Es ist eine jener Fragen, welche die Chronisten seit Urzeiten vergeblich zu ergründen trachten: Was treiben eigentlich Diplomaten den lieben Tag lang? Dank WikiLeaks, dem Enthüllungssimsalabim des Internets, konnte nun auch dieses Rätsel gelöst werden. So sie nicht gerade damit beschäftigt sind, eine der zahllosen Krisen, die an allen Ecken und Enden knistern, zu besänftigen, komponieren sie aus wohlgewählten Wörtern ihre Depeschen in die Heimat.

Unter anderem über österreichische Politiker. Beispielsweise wussten amerikanische Botschaftskreise zu berichten, dass Michael Spindelegger gar kein richtiger Außenminister sei. Vielmehr handle es sich um einen Mann, der immer wieder gerne einen kühnen Schritt "laut ankündigt", doch nur selten würden seinen Worten "Taten folgen". Auch der Bundeskanzler findet wenig Anklang bei den Depeschenschreibern, da seine englischen Sprachkenntnisse höchst bescheiden seien und ihn Dinge, die sich außerhalb der Landesgrenzen zutragen, kaum interessierten. Ach so?
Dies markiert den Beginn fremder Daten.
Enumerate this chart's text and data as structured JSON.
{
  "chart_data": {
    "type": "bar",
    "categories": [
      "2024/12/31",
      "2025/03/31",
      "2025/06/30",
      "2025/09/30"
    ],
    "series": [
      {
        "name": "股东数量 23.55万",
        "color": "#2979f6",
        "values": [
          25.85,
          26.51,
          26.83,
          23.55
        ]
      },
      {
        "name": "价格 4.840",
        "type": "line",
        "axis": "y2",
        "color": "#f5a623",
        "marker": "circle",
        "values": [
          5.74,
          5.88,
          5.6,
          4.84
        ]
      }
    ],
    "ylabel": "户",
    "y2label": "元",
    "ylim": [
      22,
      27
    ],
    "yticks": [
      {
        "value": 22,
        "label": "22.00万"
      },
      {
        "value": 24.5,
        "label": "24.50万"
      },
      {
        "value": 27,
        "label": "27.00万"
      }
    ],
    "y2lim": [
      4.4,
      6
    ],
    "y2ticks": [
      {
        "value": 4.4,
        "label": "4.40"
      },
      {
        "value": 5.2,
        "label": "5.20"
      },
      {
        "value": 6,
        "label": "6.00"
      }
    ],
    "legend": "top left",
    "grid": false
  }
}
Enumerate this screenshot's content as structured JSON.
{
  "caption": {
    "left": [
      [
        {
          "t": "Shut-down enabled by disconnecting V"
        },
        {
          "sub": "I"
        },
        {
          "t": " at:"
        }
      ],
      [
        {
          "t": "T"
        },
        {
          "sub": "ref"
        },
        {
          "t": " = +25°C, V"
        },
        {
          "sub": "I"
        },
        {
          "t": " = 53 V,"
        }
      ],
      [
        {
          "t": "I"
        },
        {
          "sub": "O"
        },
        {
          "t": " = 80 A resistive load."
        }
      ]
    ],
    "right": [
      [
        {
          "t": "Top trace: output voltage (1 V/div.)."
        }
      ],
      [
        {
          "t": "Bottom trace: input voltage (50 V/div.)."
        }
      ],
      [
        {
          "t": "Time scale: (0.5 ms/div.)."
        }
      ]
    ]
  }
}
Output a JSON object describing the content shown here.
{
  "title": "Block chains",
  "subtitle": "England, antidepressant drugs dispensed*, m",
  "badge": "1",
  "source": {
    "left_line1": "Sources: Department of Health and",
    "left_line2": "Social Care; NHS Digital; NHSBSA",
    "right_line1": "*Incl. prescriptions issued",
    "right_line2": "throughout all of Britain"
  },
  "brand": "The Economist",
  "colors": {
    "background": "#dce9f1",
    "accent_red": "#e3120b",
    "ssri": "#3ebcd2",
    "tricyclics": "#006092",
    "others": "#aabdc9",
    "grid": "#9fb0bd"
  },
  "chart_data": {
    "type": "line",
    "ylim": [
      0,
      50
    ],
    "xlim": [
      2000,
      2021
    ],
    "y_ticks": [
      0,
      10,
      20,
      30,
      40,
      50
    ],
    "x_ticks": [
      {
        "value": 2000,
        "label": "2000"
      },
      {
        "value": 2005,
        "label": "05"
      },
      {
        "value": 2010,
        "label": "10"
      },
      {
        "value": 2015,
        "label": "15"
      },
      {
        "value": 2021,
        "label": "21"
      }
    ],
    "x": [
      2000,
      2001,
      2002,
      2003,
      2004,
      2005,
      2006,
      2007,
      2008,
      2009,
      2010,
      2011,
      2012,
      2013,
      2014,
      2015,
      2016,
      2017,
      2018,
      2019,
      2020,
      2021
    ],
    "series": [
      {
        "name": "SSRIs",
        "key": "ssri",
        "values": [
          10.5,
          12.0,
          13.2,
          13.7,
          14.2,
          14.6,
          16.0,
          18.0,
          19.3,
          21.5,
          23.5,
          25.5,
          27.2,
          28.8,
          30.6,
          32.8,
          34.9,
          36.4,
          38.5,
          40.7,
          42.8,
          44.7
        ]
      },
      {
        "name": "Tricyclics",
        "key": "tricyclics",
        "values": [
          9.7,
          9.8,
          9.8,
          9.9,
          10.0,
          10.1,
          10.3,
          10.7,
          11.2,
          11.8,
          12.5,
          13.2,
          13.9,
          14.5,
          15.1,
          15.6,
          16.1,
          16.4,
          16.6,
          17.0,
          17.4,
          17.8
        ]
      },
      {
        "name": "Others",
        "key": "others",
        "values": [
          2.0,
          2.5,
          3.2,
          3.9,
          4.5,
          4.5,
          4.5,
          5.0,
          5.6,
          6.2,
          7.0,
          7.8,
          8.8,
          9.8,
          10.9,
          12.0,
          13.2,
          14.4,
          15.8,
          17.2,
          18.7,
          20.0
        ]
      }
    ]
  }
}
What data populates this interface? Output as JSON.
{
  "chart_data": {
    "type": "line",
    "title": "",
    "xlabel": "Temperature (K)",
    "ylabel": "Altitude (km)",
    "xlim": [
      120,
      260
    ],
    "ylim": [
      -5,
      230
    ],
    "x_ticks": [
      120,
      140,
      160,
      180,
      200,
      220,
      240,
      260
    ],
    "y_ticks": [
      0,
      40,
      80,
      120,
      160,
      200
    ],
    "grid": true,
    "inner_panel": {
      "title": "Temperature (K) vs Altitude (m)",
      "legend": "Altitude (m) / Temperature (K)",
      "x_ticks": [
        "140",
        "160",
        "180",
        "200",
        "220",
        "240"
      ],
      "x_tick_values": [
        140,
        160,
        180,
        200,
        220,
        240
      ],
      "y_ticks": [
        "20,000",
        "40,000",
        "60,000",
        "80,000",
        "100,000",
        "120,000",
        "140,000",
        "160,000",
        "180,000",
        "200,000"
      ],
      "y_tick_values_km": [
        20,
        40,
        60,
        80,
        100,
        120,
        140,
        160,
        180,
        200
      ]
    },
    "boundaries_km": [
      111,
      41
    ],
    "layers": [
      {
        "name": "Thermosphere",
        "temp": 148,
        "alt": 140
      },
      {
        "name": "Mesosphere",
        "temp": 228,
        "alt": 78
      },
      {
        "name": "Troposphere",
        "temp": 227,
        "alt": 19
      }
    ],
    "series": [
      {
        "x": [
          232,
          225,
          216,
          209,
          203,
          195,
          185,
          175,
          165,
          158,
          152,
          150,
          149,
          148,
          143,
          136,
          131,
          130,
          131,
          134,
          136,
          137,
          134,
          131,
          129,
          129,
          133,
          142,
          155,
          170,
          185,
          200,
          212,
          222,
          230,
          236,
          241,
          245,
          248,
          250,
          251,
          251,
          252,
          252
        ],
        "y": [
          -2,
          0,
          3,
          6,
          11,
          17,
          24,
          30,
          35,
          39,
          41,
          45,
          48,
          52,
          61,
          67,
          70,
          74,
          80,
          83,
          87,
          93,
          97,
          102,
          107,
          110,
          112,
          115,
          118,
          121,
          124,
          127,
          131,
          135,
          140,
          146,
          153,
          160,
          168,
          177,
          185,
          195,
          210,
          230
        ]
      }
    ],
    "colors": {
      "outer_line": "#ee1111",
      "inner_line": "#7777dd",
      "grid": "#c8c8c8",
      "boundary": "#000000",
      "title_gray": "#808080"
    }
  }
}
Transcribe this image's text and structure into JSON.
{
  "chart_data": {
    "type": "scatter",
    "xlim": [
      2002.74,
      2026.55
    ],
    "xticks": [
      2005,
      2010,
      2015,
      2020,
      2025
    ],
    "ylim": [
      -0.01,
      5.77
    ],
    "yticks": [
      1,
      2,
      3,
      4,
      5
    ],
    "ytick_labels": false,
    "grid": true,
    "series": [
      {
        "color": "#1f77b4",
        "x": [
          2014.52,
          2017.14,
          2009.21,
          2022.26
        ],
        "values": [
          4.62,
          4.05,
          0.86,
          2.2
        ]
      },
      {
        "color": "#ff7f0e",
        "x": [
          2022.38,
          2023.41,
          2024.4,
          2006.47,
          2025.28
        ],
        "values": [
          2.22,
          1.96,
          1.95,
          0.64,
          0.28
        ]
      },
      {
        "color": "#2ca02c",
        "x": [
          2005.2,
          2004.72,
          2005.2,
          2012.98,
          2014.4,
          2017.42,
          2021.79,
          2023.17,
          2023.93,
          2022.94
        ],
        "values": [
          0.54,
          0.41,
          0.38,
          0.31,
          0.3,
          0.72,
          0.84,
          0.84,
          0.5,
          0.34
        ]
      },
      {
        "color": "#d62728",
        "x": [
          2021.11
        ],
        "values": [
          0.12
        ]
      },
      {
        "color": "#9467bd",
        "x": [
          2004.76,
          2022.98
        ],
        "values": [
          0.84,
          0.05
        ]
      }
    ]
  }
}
Man könnte jetzt einwenden, dass eigentlich keine eigene diplomatische Vertretung der USA nötig wäre, um derart weltbewegende Erkenntnisse der Kurierpost anvertrauen zu können. Doch erst durch diese Enthüllungen wird offenbar, wie hart das Los des Diplomatenstandes tatsächlich ist. Fern der eigenen vier Wände hausen sie zumeist in einem lausigen Palais, in dem man rasch die Orientierung verliert. Tagaus, tagein müssen sie von einem öden Gourmet-Dinner zum nächsten pendeln. Dramatisch unterbezahlt, sind sie gezwungen, ihre Heimat zu repräsentieren, wo sie sich doch viel lieber unter das ortsansässige Volk mischen und sich an dessen Lustbarkeiten ergötzen würden. Doch nichts da. Stress und Überbeschäftigung erlauben es ihnen nicht einmal, sich mit den Grundbegriffen der jeweiligen Landessprache vertraut zu machen. Bescheiden und weltoffen schlürfen sie stattdessen auf Empfängen sattsam vertrauten Jahrgangschampagner und vereinsamen dabei. Was also liegt näher, als in dieser Notsituation inhaltsleere Depeschen in die Heimat zu senden. Man muss daher in der nun aufgetauchten Diplomatenpost den Hilferuf eines diskriminierten Standes lesen.